全長11m級2扉の吊掛駆動車。昭和14/1939年に当社初のボギー車・ボデハ101として導入。
日本鉄道自動車工業(以下、日鉄自と略)で下野電気鉄道デハ103の改造により誕生したが、車体は実質新造で、名義も新製とされた。じつは銚子電鉄の電車の中では、開業以来唯一新車扱いで導入された代物だったりもする。

当初は妻面廻りと幕板のみ鋼板を貼った木造車体で、切妻・オヘソライト・ステップ付といういでたちだったが、昭和27/1952年に日鉄自で鋼体化工事を実施。台枠流用でまったく別物の車体を新製し、現在のスタイルとなる。
集電装置は昭和41/1966年にポールからビューゲルに換装され、終生そのままだった。
台車は雨宮製作所製の板台枠型。下野の2'6''用を改軌したもので、形態的にも花巻電鉄の“ウマヅラ電車”ことデハ1〜5のものと酷似する。

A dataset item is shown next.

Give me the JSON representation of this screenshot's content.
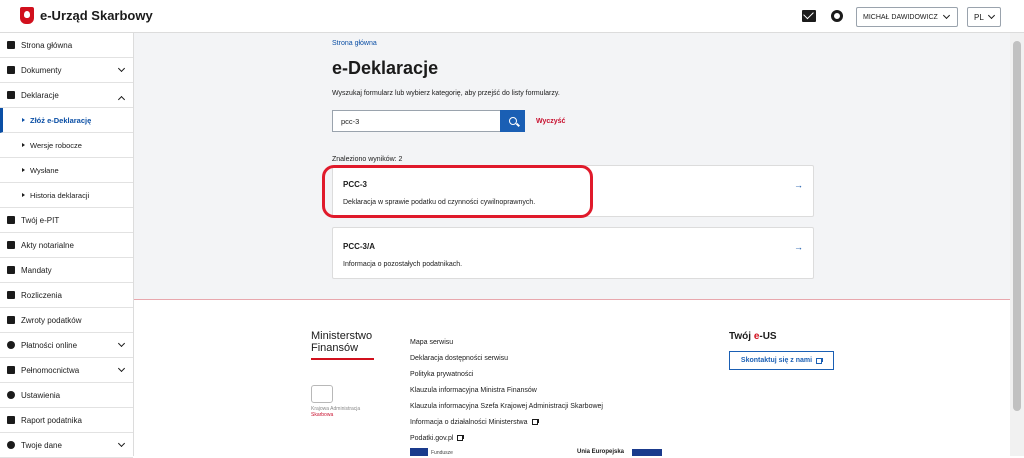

戦後も長らく第一線で活躍したが、デハ501やデハ700形が入線して車輛数に余裕ができてから出番が減り、ラッシュ時における3連中間のトレーラー代用が主な役目となる。その後デハ800形やデハ1000形の増備でますます出番がなくなるも、新塗装※に塗り替えられてなおも在籍し続け、1999年にようやく?正式に廃車となった。
廃車後も解体はされず、笠上黒生駅側線に留置され倉庫代わりとなっているが、近年は車体の荒廃が著しい。



全長:10,970mm×全幅2,680mm×全高4,100mm
主電動機:37.3kw×2
制御方式:直接式
集電装置:ポール→ビューゲル
台車:雨宮
製造年:昭和14/1939(昭和27/1952鋼体化)
当社使用開始年:同上
製造所:日本鉄道自動車
(平成11/1999年廃車)


 
▲まだラッシュ時には稼動の機会があったと思われる頃の姿。 仲ノ町  1984.3.21  CNT  フジHR100
 


▲101の車内。このときすでに予備車同然で、車内には除草剤のストックが積まれていた。仲ノ町 1993.4.25  NewF-1 28mm ネオパンSS(M-X,1:3)

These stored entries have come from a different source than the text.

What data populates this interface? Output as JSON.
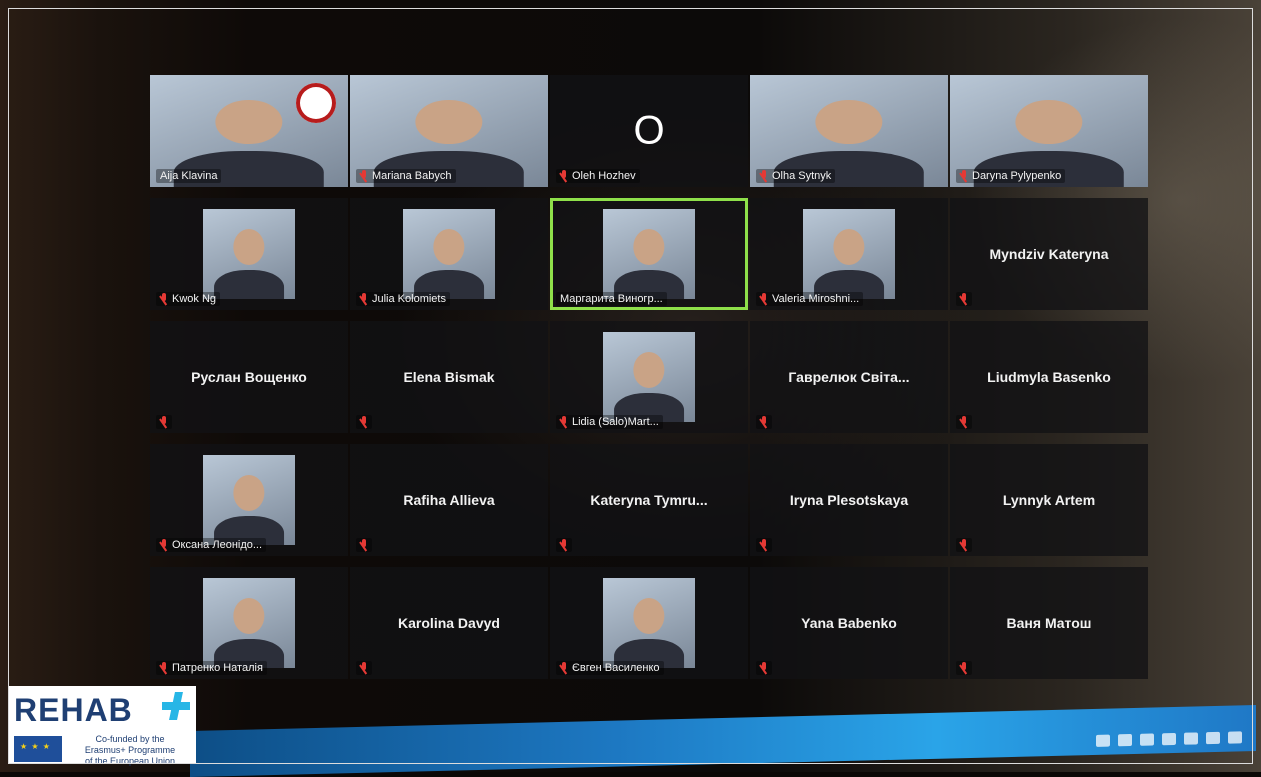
{
  "branding": {
    "logo_word": "REHAB",
    "eu_lines": [
      "Co-funded by the",
      "Erasmus+ Programme",
      "of the European Union"
    ],
    "colors": {
      "navy": "#1f3f73",
      "cyan": "#27b6e6",
      "eu_blue": "#1f4f9a"
    }
  },
  "meeting": {
    "active_color": "#8fe04a",
    "mic_muted_color": "#e53935",
    "tiles": [
      {
        "name": "Aija Klavina",
        "mode": "video",
        "muted": false
      },
      {
        "name": "Mariana Babych",
        "mode": "video",
        "muted": true
      },
      {
        "name": "Olеh Hozhev",
        "mode": "initial",
        "initial": "O",
        "muted": true
      },
      {
        "name": "Olha Sytnyk",
        "mode": "video",
        "muted": true
      },
      {
        "name": "Daryna Pylypenko",
        "mode": "video",
        "muted": true
      },
      {
        "name": "Kwok Ng",
        "mode": "video",
        "muted": true
      },
      {
        "name": "Julia Kolomiets",
        "mode": "video",
        "muted": true
      },
      {
        "name": "Маргарита Виногр...",
        "mode": "video",
        "muted": false,
        "active": true
      },
      {
        "name": "Valeria Miroshni...",
        "mode": "video",
        "muted": true
      },
      {
        "name": "Myndziv Kateryna",
        "mode": "name",
        "muted": true
      },
      {
        "name": "Руслан Вощенко",
        "mode": "name",
        "muted": true
      },
      {
        "name": "Elena Bismak",
        "mode": "name",
        "muted": true
      },
      {
        "name": "Lidia (Salo)Mart...",
        "mode": "video",
        "muted": true
      },
      {
        "name": "Гаврелюк Світа...",
        "mode": "name",
        "muted": true
      },
      {
        "name": "Liudmyla Basenko",
        "mode": "name",
        "muted": true
      },
      {
        "name": "Оксана Леонідо...",
        "mode": "video",
        "muted": true
      },
      {
        "name": "Rafiha Allieva",
        "mode": "name",
        "muted": true
      },
      {
        "name": "Kateryna Tymru...",
        "mode": "name",
        "muted": true
      },
      {
        "name": "Iryna Plesotskaya",
        "mode": "name",
        "muted": true
      },
      {
        "name": "Lynnyk Artem",
        "mode": "name",
        "muted": true
      },
      {
        "name": "Патренко Наталія",
        "mode": "video",
        "muted": true
      },
      {
        "name": "Karolina Davyd",
        "mode": "name",
        "muted": true
      },
      {
        "name": "Євген Василенко",
        "mode": "video",
        "muted": true
      },
      {
        "name": "Yana Babenko",
        "mode": "name",
        "muted": true
      },
      {
        "name": "Ваня Матош",
        "mode": "name",
        "muted": true
      }
    ]
  },
  "taskbar": {
    "tray_icons": [
      "chevron-up-icon",
      "battery-icon",
      "monitor-icon",
      "network-icon",
      "volume-icon",
      "keyboard-icon",
      "notification-icon"
    ]
  }
}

▲小柄な車体とは裏腹に、マスコンはWH社の銘もみごとな堂々たるものだった。仲ノ町 1993.4.25  NewF-1 28mm ネオパンSS(M-X,1:3)



▲デハ101の白眉ともいえる雨宮製の台車。外川側の台車(下写真)は車輪が松葉スポークだった。仲ノ町 1993.4.25  NewF-1 50mmマクロ(上)/28mm(下) ネオパンSS(M-X,1:3)
 
 


▲廃車後も笠上黒生駅の側線に留置されているが、激しく荒廃している。 2007.1.3  R1


新塗装:1990年代以降の銚子電鉄の車体塗色を、本稿では便宜上こう記す。
同社の経営権が内野屋工務店に移って(1990年1月)以降、一部駅舎のリゾート風改装を含むイメージチェンジ策の一環として全車に施工された。車体上半がコゲ茶・下半が赤、雨トイおよび下半部随所に金色のライニングが入り、側面腰板中央にはCHOSHI-DENTETSUのロゴマーク入ステッカーが貼られる。
当初は正面にゴリラの絵をあしらったヘッドマーク兼行先板(一部車輛はステッカー)が取り付けられていたが、近年はヘッドマークの撤去や、下半部の金ライニングの省略がなされている(ヘッドマークのゴリラは内山健治郎前社長の似顔をイメージしたものと言われており、ヘッドマーク撤去の措置は前社長の解任後に順次取られている模様)。